I'm using the Scales library to process XML in Scala, and I'd like to have xi:include elements expanded during parsing. This doesn't happen by default—if I write the following, for example, any include elements in the XML file will appear unexpanded in the parsed document:

import java.io.FileReader
import scales.utils._, ScalesUtils._
import scales.xml._, ScalesXml._

val doc = loadXml(new FileReader("data/example.xml"))

Is it possible to have these elements expanded? I'm using Scales 0.6.0-M1.


Solution

  • Yes! It's at least possible.
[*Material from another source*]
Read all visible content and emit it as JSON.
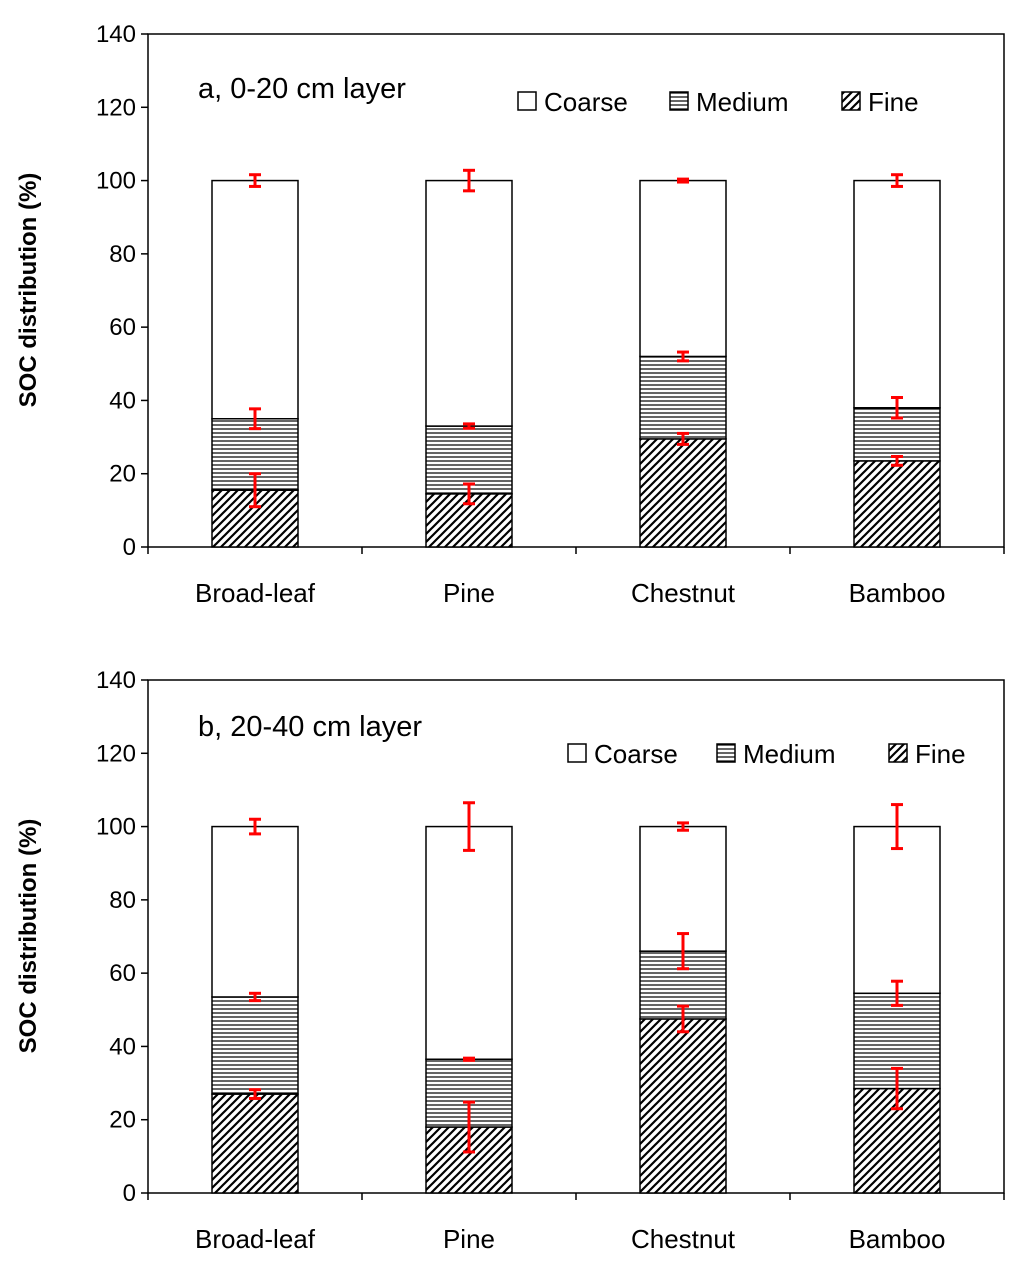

You can write your own SAXParserFactory pool on the model of the provided DefaultSAXParserFactoryPool:

    import javax.xml.parsers.{ SAXParser, SAXParserFactory }
    import scales.utils._, ScalesUtils._
    import scales.xml._, ScalesXml._
    import scales.xml.parser.sax.DefaultSaxSupport
    
    object XIncludeSAXParserFactoryPool extends
      resources.SimpleUnboundedPool[SAXParserFactory] { pool =>
    
      def create = {
        val parserFactory = SAXParserFactory.newInstance()
        parserFactory.setNamespaceAware(true)
        parserFactory.setFeature("http://xml.org/sax/features/namespaces", true)
        parserFactory.setXIncludeAware(true)
        parserFactory.setValidating(false)
        parserFactory
      }
    
      val parsers = new resources.Loaner[SAXParser] with DefaultSaxSupport {
        def loan[X](tThunk: SAXParser => X): X =
          pool.loan(x => tThunk(x.newSAXParser))
      }
    }
    

    Then you can specify the parser pool in your loadXml call:

    val doc = loadXml(
      source = new FileReader("data/example.xml"),
      parsers = XIncludeSAXParserFactoryPool.parsers
    )
    

    Note though that if you have relative URIs in your include hrefs and you want them evaluated relative to the location of the document (rather than the current directory), you'll need to be sure that the InputSource gets the system ID. Here's one way to do this:

    import java.io.File
    import org.xml.sax.InputSource
    
    loadXml(
      source = new InputSource(new File("data/example.xml").toUri.toString),
      parsers = XIncludeSAXParserFactoryPool.parsers
    )
    

    All of the above should work in 0.5.0 as well as 0.6.0.

    If there are better ways to solve this problem, I'd love to hear them.